In the nineteenth century, scientists were particularly worried about the Sun going out. New discoveries about the actual age of the Earth combined with all the observations they had made told them the Sun should have burnt through its fuel long ago. In 1871, the British scientist William Mattieu Williams noted that even though the Sun’s ‘stupendous ocean of explosive gases’ constituted ‘an enormous stock of fuel’, it should have been used up over the millions of years the Earth had existed. Long before the present, he calculated, there should have been ‘a gradual diminution of the amount of solar radiation, and a slow and perpetually retarding progress towards solar extinction’.

The solution to this conundrum was not discovered until 1904, when the physicist Ernest Rutherford speculated that radioactive decay at the core of the Sun might provide it with its energy. Albert Einstein’s work provided the frame by which Rutherford’s insight could be theorised, and in 1920 Sir Arthur Eddington argued that the extreme pressures and temperatures at the Sun’s heart cause a nuclear fusion reaction, squeezing hydrogen atoms together with such force that they merge into helium nuclei, releasing considerable quantities of energy as a result. This is still our best understanding of why the Sun burns; nobody has travelled to the Sun to check, but we’re pretty sure.

But although this explains why the Sun has burnt for as long as it has, it only kicks the can down the road. For though the Sun’s fuel will last for billions of years, our star will eventually burn through all its fuel. And when that happens, the constitution of the Sun will alter and any life forms in the vicinity will die.

When the metaphorical fuel-tank indicator needle starts wobbling near zero, four things will happen, which we might regard as four apocalyptic horsemen. First, the Sun will swell hugely, becoming a red giant (let’s call this the red horse stage), which will gobble up the inner planets, assuming they are still in those orbits in five billion years’ time.* The red phase will last for 100 million years or so, until the Sun shrinks to a much smaller, dimmer version of its former self (the pale horse), which will last as long as 500 million years before eventually the outer layers of the Sun will blast away, leaving only the brilliant white core (the white horse). At this point, all of the fuel has run out, it burns only because its constitutive elements are very hot; over time, perhaps trillions of years, this heat will be radiated away and the Sun will reach its final state: a lightless black dwarf (the black horse).

It doesn’t stop there. If our Sun will die, then so too will all the stars in the universe. And while new stars are being born even as I write, it will not always be that way. Eventually all the stars will have used up their fuel, and will stop shining. Then, for unimaginable gulfs of time, the universe will be black, cold, inert, over and forever continuing to be over.

Almost all scientists agree that the universe began with the Big Bang, when a dimensionless point ‘exploded’, pouring out matter in all directions. This universal expansion is an ongoing, measurable phenomenon. As the matter continues to expand outwards, becoming less dense, new stars will no longer form. Eventually, over quadrillions of years, each and every existing star in the universe will use up its fuel. The unimaginably vast spaces of the expanding cosmos will be diluted to a temperature only slightly above absolute zero.

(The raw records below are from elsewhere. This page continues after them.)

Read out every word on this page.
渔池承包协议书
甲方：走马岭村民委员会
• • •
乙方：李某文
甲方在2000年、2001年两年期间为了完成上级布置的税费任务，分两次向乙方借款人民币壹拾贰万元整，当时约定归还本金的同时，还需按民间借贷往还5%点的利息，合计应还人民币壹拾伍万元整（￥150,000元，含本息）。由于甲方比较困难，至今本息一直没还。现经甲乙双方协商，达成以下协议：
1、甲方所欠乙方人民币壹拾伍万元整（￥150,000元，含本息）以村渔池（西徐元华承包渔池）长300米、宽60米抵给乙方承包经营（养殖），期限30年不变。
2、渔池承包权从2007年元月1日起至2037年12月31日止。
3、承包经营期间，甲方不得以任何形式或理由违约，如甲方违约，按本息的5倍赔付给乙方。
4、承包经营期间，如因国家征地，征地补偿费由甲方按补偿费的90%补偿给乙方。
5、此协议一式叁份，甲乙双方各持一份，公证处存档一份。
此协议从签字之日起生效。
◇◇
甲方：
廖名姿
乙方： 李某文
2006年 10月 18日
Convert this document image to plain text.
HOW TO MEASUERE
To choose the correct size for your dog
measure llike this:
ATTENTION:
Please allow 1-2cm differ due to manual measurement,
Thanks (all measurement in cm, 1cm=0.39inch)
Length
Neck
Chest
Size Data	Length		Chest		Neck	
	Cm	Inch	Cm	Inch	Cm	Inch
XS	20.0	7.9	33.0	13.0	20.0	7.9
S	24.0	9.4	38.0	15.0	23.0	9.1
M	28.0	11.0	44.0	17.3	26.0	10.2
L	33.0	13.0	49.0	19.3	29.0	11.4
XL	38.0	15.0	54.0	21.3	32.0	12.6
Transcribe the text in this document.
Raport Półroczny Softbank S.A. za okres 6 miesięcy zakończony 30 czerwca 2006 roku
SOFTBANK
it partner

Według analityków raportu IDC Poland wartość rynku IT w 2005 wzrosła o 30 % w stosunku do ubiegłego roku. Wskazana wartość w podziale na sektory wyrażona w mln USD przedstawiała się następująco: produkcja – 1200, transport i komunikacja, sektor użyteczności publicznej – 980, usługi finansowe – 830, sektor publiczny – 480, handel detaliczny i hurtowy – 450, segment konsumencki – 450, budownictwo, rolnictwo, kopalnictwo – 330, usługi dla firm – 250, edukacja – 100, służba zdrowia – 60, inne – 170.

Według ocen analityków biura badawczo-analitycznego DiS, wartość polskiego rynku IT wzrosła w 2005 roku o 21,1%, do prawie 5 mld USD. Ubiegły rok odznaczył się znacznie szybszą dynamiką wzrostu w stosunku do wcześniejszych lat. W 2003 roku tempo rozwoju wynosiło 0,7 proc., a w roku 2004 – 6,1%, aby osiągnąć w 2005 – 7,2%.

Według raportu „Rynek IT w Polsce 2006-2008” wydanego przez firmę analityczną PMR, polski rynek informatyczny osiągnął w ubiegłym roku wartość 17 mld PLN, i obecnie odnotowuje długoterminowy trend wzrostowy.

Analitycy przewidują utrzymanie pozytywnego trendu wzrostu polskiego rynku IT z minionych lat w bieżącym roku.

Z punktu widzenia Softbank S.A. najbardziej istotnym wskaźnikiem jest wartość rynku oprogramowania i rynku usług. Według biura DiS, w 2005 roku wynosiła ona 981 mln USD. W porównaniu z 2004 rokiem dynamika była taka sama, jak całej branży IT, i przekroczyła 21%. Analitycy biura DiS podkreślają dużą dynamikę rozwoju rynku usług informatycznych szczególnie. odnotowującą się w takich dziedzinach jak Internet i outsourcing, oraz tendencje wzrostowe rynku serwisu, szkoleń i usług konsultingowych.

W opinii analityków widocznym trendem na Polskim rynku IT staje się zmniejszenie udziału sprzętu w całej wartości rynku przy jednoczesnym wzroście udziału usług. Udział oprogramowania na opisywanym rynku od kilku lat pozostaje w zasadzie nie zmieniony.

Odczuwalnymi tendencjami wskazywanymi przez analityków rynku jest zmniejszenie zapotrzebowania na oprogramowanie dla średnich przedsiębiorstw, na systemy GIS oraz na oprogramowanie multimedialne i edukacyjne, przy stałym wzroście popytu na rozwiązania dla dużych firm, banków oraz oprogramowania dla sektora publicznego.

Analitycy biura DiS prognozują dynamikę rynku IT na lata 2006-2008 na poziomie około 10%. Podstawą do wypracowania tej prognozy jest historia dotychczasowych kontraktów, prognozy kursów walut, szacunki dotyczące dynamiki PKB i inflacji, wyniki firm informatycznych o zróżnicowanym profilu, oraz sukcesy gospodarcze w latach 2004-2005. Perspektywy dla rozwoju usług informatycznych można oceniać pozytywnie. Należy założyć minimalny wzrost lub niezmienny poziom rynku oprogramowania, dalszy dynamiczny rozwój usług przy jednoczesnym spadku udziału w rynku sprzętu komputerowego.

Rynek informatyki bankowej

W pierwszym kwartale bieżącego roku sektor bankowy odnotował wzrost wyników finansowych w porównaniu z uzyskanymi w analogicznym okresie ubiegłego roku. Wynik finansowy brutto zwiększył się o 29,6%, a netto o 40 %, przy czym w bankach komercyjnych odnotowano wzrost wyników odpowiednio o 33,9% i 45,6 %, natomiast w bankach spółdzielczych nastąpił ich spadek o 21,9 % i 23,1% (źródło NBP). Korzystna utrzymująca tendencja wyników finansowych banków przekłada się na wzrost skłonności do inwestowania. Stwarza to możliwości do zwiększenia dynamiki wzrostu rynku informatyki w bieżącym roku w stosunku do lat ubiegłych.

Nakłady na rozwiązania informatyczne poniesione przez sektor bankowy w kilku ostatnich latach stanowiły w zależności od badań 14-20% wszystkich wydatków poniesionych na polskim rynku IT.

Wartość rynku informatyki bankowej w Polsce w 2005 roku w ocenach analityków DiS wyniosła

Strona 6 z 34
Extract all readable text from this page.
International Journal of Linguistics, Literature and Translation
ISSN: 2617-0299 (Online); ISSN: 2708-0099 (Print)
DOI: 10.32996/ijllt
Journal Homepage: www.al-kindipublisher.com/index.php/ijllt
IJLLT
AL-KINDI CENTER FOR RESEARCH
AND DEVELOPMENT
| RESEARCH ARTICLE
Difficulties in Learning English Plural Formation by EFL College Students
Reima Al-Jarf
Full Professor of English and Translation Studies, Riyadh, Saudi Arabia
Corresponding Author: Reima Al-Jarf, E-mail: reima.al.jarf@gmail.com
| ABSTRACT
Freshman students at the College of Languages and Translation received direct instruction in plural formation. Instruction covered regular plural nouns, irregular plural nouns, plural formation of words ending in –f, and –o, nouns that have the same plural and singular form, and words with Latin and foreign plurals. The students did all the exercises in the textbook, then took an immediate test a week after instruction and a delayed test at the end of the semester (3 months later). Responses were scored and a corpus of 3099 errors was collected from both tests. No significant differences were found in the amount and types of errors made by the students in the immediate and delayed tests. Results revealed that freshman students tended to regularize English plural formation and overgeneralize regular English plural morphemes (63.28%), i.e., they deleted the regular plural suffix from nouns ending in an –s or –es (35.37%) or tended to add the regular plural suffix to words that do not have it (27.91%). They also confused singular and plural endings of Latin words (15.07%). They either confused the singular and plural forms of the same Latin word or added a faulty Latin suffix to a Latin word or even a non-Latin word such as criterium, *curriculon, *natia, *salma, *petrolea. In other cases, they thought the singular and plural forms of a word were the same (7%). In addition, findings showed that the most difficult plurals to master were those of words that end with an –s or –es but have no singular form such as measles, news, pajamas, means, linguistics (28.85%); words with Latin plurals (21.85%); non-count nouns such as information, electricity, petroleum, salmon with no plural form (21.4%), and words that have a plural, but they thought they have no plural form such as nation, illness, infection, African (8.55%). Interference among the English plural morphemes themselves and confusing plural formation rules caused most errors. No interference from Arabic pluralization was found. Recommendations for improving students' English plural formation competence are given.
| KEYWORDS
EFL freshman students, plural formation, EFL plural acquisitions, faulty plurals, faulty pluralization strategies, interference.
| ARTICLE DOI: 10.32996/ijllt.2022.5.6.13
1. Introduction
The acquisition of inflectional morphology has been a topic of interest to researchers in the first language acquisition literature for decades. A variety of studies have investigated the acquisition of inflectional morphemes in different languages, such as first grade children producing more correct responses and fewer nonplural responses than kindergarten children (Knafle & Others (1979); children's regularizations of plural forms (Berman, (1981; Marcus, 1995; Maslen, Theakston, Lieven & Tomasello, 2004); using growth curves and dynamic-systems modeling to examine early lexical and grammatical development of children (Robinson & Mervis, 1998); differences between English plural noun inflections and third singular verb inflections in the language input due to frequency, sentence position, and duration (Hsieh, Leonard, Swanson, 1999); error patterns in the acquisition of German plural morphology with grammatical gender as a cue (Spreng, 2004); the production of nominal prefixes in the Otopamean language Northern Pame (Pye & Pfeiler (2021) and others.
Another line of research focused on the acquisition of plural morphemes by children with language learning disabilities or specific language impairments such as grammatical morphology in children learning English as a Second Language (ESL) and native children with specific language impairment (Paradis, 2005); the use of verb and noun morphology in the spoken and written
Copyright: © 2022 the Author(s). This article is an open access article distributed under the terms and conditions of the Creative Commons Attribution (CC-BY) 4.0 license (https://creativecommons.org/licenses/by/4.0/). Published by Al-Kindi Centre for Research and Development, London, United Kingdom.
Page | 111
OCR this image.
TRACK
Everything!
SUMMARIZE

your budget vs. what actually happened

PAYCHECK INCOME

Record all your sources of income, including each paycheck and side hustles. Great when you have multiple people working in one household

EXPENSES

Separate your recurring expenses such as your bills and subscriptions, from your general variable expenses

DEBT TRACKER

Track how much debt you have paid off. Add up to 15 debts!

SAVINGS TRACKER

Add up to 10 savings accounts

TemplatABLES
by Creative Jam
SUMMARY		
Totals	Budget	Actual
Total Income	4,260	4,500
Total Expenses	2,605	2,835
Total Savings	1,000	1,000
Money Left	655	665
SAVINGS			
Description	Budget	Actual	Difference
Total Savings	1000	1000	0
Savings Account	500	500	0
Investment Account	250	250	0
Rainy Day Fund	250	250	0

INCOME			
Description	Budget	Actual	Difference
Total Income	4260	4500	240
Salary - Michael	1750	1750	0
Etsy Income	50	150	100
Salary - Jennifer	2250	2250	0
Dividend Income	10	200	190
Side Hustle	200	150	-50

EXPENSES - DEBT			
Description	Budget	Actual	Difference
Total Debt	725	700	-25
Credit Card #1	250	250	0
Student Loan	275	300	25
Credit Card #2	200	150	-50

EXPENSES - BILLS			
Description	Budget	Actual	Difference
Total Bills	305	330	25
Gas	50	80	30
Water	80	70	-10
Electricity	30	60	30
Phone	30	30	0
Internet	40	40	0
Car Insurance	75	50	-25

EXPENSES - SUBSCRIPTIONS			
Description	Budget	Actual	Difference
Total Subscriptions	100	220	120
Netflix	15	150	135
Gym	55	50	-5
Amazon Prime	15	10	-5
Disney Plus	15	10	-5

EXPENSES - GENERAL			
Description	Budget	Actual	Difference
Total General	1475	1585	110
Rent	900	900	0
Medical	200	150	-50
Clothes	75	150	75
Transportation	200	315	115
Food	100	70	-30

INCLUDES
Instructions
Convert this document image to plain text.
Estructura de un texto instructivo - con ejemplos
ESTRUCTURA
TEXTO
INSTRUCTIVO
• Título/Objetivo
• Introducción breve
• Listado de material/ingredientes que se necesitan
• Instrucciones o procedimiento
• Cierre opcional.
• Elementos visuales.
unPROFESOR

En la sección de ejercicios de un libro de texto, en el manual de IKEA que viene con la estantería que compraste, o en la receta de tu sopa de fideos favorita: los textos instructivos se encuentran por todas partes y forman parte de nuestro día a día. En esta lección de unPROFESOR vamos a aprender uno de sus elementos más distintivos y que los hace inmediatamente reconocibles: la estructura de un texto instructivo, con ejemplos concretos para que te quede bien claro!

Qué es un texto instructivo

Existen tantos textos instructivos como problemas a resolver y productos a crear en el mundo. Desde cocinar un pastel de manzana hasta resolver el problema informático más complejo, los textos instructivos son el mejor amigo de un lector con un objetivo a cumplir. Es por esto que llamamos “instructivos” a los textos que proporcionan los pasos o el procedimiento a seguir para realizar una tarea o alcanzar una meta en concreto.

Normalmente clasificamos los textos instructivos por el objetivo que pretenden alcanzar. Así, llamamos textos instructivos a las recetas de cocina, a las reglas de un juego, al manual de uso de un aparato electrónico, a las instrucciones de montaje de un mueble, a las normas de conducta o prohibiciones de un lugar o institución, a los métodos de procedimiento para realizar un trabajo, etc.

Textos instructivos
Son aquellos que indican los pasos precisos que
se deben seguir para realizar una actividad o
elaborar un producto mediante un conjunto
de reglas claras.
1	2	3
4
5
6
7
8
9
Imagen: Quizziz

The technical term for this process is ‘entropy’, a word with a vulgar as well as a scientific meaning. The latter dates from 1865, but the former, which is much older, is that things run down. From ancient times, humans have understood this basic truth about the nature of things – that order slowly becomes disorder, as youth inevitably decays into age. Build your house, fit its windows and paint its walls, by all means; you know very well that unless you keep inputting your labour, it will fall away into crumbling, peeling, weed-clogged disorder. That’s the crude sense of what entropy means: disorder increases unless we put in the work to maintain order.